Access Violation Occured NEED HELP!

Fri3ndLyLi0n

New member
First of all, I am running Pro tools 10 on Windows 8 (Have no choice, new computer and no windows 7 drivers).
I keep getting all sorts of errors such as:
-Access violation occurred, unable to read (and sometimes write) location: 0xFFFFFFFF ( all sorts of addresses too, I have gotten 0x00000000, 0xDE32B014, 0xD21E9AC6, Etc.)
-Privileged instruction executed in user mode ( and i AM running pro tools as administrator)
Also, Pro Tools freezes sometimes but I'm not sure that it related to the main problem.
I have tried disabling all of my plug-ins, but still no charm so I have ruled out plug-ins.
Things I have also tried:
-Disabling Wi-Fi adapter completly
-Disabling my Solid State Drive (Read somewhere in another forum that a non primary HD might be causing the problem)
-I am going to try to update all my Hard Drive drivers and firmware if possible

Please can someone help, I keep feeling like I'm running in circles. Anything to at least point me in a new direction? I am getting quite annoyed with pro tools lately. :'(

Thanks ,
Jeremy
 
If it's unable to read/write to/from something it has to be either memory or the HDD.
If you're recording to an internal drive, try an external. Make sure it's formatted and prepared in such a way that pleases AVID.

If you are already using an external drive and you know it ticks the boxes, try a different firewire/USB port and/or a different drive altogether.

Failing that - Memtest.
 
If it's unable to read/write to/from something it has to be either memory or the HDD.
If you're recording to an internal drive, try an external. Make sure it's formatted and prepared in such a way that pleases AVID.

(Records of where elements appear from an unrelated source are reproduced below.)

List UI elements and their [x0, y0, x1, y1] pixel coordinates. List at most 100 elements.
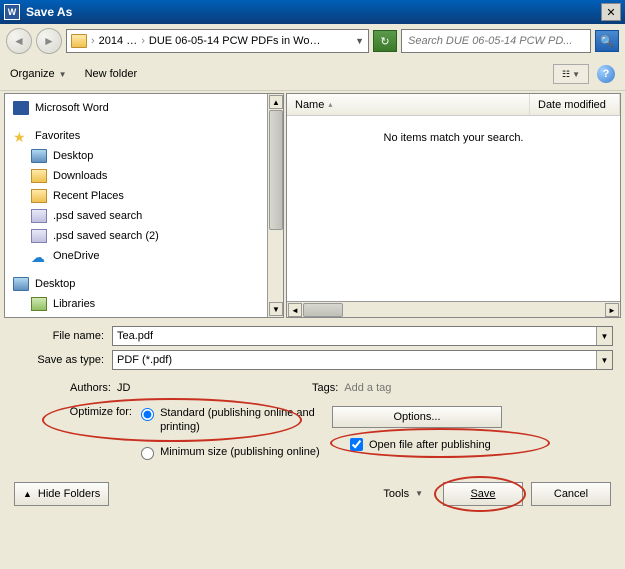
tree-label: Microsoft Word	[35, 102, 109, 114]
filename-label: File name:	[12, 330, 112, 342]
search-box[interactable]	[401, 29, 591, 53]
tags-input[interactable]	[344, 382, 613, 394]
options-area: Optimize for: Standard (publishing onlin…	[0, 402, 625, 474]
address-bar[interactable]: › 2014 … › DUE 06-05-14 PCW PDFs in Wo… …	[66, 29, 369, 53]
desktop-icon	[13, 277, 29, 291]
forward-button[interactable]: ►	[36, 28, 62, 54]
downloads-icon	[31, 169, 47, 183]
breadcrumb-part[interactable]: 2014 …	[99, 35, 138, 47]
tree-item-favorites[interactable]: ★ Favorites	[7, 126, 281, 146]
cloud-icon: ☁	[31, 249, 47, 263]
hide-folders-label: Hide Folders	[38, 488, 100, 500]
word-app-icon: W	[4, 4, 20, 20]
nav-bar: ◄ ► › 2014 … › DUE 06-05-14 PCW PDFs in …	[0, 24, 625, 58]
saved-search-icon	[31, 209, 47, 223]
tree-item-onedrive[interactable]: ☁ OneDrive	[7, 246, 281, 266]
optimize-minimum-radio[interactable]	[141, 447, 154, 460]
sort-asc-icon: ▴	[328, 100, 332, 109]
form-area: File name: ▼ Save as type: ▼ Authors: JD…	[0, 320, 625, 402]
save-button[interactable]: Save	[443, 482, 523, 506]
back-button[interactable]: ◄	[6, 28, 32, 54]
hide-folders-button[interactable]: ▲ Hide Folders	[14, 482, 109, 506]
optimize-standard-radio[interactable]	[141, 408, 154, 421]
column-label: Date modified	[538, 99, 606, 111]
toolbar: Organize ▼ New folder ☷ ▼ ?	[0, 58, 625, 90]
chevron-down-icon: ▼	[572, 70, 580, 79]
tags-label: Tags:	[312, 382, 338, 394]
close-button[interactable]: ✕	[601, 3, 621, 21]
new-folder-label: New folder	[85, 68, 138, 80]
optimize-minimum-label[interactable]: Minimum size (publishing online)	[160, 445, 320, 459]
tree-item-saved-search-2[interactable]: .psd saved search (2)	[7, 226, 281, 246]
tree-label: OneDrive	[53, 250, 99, 262]
recent-icon	[31, 189, 47, 203]
chevron-up-icon: ▲	[23, 489, 32, 499]
authors-value[interactable]: JD	[117, 382, 130, 394]
scroll-thumb[interactable]	[303, 303, 343, 317]
saved-search-icon	[31, 229, 47, 243]
tree-label: .psd saved search (2)	[53, 230, 159, 242]
view-options-button[interactable]: ☷ ▼	[553, 64, 589, 84]
view-icon: ☷	[562, 69, 570, 80]
libraries-icon	[31, 297, 47, 311]
options-button[interactable]: Options...	[332, 406, 502, 428]
savetype-dropdown-arrow[interactable]: ▼	[596, 351, 612, 369]
tree-label: Libraries	[53, 298, 95, 310]
breadcrumb-part[interactable]: DUE 06-05-14 PCW PDFs in Wo…	[149, 35, 321, 47]
tree-label: Recent Places	[53, 190, 124, 202]
tree-item-libraries[interactable]: Libraries	[7, 294, 281, 314]
tree-label: Favorites	[35, 130, 80, 142]
star-icon: ★	[13, 129, 29, 143]
tools-menu[interactable]: Tools ▼	[383, 488, 423, 500]
file-list-body: No items match your search.	[287, 116, 620, 301]
chevron-down-icon: ▼	[59, 70, 67, 79]
authors-label: Authors:	[70, 382, 111, 394]
cancel-button[interactable]: Cancel	[531, 482, 611, 506]
refresh-button[interactable]: ↻	[373, 30, 397, 52]
filename-dropdown-arrow[interactable]: ▼	[596, 327, 612, 345]
scroll-left-arrow[interactable]: ◄	[288, 303, 302, 317]
new-folder-button[interactable]: New folder	[85, 68, 138, 80]
organize-menu[interactable]: Organize ▼	[10, 68, 67, 80]
chevron-down-icon[interactable]: ▼	[355, 36, 364, 46]
column-header-date[interactable]: Date modified	[530, 94, 620, 115]
tree-item-desktop-root[interactable]: Desktop	[7, 274, 281, 294]
word-icon	[13, 101, 29, 115]
chevron-down-icon: ▼	[415, 489, 423, 498]
scroll-thumb[interactable]	[269, 110, 283, 230]
desktop-icon	[31, 149, 47, 163]
tree-scrollbar[interactable]: ▲ ▼	[267, 94, 283, 317]
scroll-right-arrow[interactable]: ►	[605, 303, 619, 317]
titlebar: W Save As ✕	[0, 0, 625, 24]
folder-icon	[71, 34, 87, 48]
scroll-up-arrow[interactable]: ▲	[269, 95, 283, 109]
footer: ▲ Hide Folders Tools ▼ Save Cancel	[0, 474, 625, 514]
folder-tree: Microsoft Word ★ Favorites Desktop Downl…	[4, 93, 284, 318]
tools-label: Tools	[383, 488, 409, 500]
open-after-label[interactable]: Open file after publishing	[369, 439, 491, 451]
tree-label: Desktop	[53, 150, 93, 162]
file-list-hscrollbar[interactable]: ◄ ►	[287, 301, 620, 317]
filename-input[interactable]	[112, 326, 613, 346]
help-button[interactable]: ?	[597, 65, 615, 83]
tree-label: .psd saved search	[53, 210, 142, 222]
file-list-header: Name ▴ Date modified	[287, 94, 620, 116]
open-after-checkbox[interactable]	[350, 438, 363, 451]
tree-item-desktop[interactable]: Desktop	[7, 146, 281, 166]
search-button[interactable]: 🔍	[595, 30, 619, 52]
organize-label: Organize	[10, 68, 55, 80]
file-list: Name ▴ Date modified No items match your…	[286, 93, 621, 318]
search-input[interactable]	[402, 35, 590, 47]
empty-message: No items match your search.	[384, 132, 524, 144]
tree-item-downloads[interactable]: Downloads	[7, 166, 281, 186]
chevron-right-icon: ›	[141, 35, 145, 47]
scroll-down-arrow[interactable]: ▼	[269, 302, 283, 316]
optimize-standard-label[interactable]: Standard (publishing online and printing…	[160, 406, 321, 435]
savetype-label: Save as type:	[12, 354, 112, 366]
tree-item-recent[interactable]: Recent Places	[7, 186, 281, 206]
column-header-name[interactable]: Name ▴	[287, 94, 530, 115]
tree-item-word[interactable]: Microsoft Word	[7, 98, 281, 118]
savetype-select[interactable]	[112, 350, 613, 370]
tree-label: Downloads	[53, 170, 107, 182]
tree-item-saved-search[interactable]: .psd saved search	[7, 206, 281, 226]
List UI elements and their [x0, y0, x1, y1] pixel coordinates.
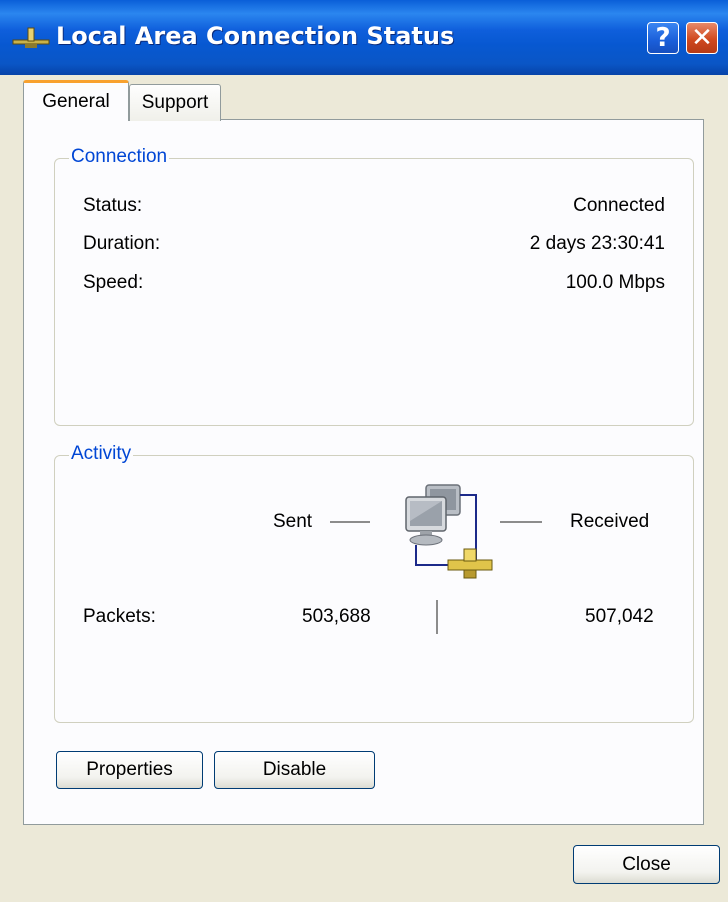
tab-general[interactable]: General: [23, 80, 129, 121]
network-computers-icon: [405, 484, 493, 579]
packets-label: Packets:: [83, 606, 156, 627]
sent-connector-line: [330, 521, 370, 523]
connection-group-title: Connection: [69, 146, 170, 168]
status-label: Status:: [83, 195, 143, 216]
packets-sent-value: 503,688: [302, 606, 371, 627]
speed-label: Speed:: [83, 272, 144, 293]
window-title: Local Area Connection Status: [56, 22, 455, 50]
network-connection-icon: [12, 27, 50, 48]
speed-value: 100.0 Mbps: [565, 272, 665, 293]
received-connector-line: [500, 521, 542, 523]
tab-support[interactable]: Support: [129, 84, 221, 121]
activity-group: Activity Sent Received Packets: 503,688 …: [54, 443, 694, 723]
duration-value: 2 days 23:30:41: [529, 233, 665, 254]
properties-button[interactable]: Properties: [56, 751, 203, 789]
title-bar[interactable]: Local Area Connection Status ? ✕: [0, 0, 728, 75]
sent-label: Sent: [273, 511, 313, 532]
connection-status-dialog: Local Area Connection Status ? ✕ General…: [0, 0, 728, 902]
packets-received-value: 507,042: [585, 606, 654, 627]
help-button[interactable]: ?: [647, 22, 679, 54]
activity-group-title: Activity: [69, 443, 134, 465]
connection-group: Connection Status: Connected Duration: 2…: [54, 146, 694, 426]
general-tab-panel: Connection Status: Connected Duration: 2…: [23, 119, 704, 825]
received-label: Received: [570, 511, 650, 532]
packets-divider: [436, 600, 438, 634]
close-window-button[interactable]: ✕: [686, 22, 718, 54]
status-value: Connected: [573, 195, 665, 216]
disable-button[interactable]: Disable: [214, 751, 375, 789]
close-button[interactable]: Close: [573, 845, 720, 884]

If you are already using an external drive and you know it ticks the boxes, try a different firewire/USB port and/or a different drive altogether.

Failing that - Memtest.
Hi, not a Protools guy but it sounds like a hardware issue. You can do a checkdsk to see if there are bad sectors. Usually you can do this by finding the hard drive in Windows Explorer and right click, properties, tools, check disk for errors. Win8 should have the the same process. If it says if fixed a sector, then hard drive could be failing. It is an indicator at least something is not well.
 
I ran into a problem with windows 8 and secondary hard drive names. Something about how it had the partions named or addressed was giving me errors. I reformatted my secondary drive to standard NTFS and gave it a basic name like data and quit having problems.
 
First of all, I am running Pro tools 10 on Windows 8 (Have no choice, new computer and no windows 7 drivers).
I keep getting all sorts of errors such as:
-Access violation occurred, unable to read (and sometimes write) location: 0xFFFFFFFF ( all sorts of addresses too, I have gotten 0x00000000, 0xDE32B014, 0xD21E9AC6, Etc.)
-Privileged instruction executed in user mode ( and i AM running pro tools as administrator)
Also, Pro Tools freezes sometimes but I'm not sure that it related to the main problem.
I have tried disabling all of my plug-ins, but still no charm so I have ruled out plug-ins.
Things I have also tried:
-Disabling Wi-Fi adapter completly
-Disabling my Solid State Drive (Read somewhere in another forum that a non primary HD might be causing the problem)
-I am going to try to update all my Hard Drive drivers and firmware if possible

Please can someone help, I keep feeling like I'm running in circles. Anything to at least point me in a new direction? I am getting quite annoyed with pro tools lately. :'(

Thanks ,
Jeremy
Hi Jeremy, have you been able to solved it? if so, how? i got the exact same problem and nothing i tried worked :(
Thanks in advance
Francisco
 
Just in case anyone is actually following this thread still:
This is about Protected Mode on modern Intel processors.
When the operating system first boots up, it has absolute privilege to access any memory location or I/O location.
Once it has set itself up, it creates tables of permission rights for memory and I/O accesses, and spawns a whole load of other spaces for
application programs to run. Those applications are restricted to accessing memory and I/O in accordance with the permission tables.
This is protection against one application running amok, and breaking other applications, or the priviledged operating system.
The operating system is absolutely in charge, and the applications are not.
It should therefore be impossible for someone to hack into your computer, but because Microsoft provide doors for the CIA to get in, so can everybody else.
As I previously said, the operating system is absolutely in charge.
Privileged instructions belong to the operating system. All other programs are User.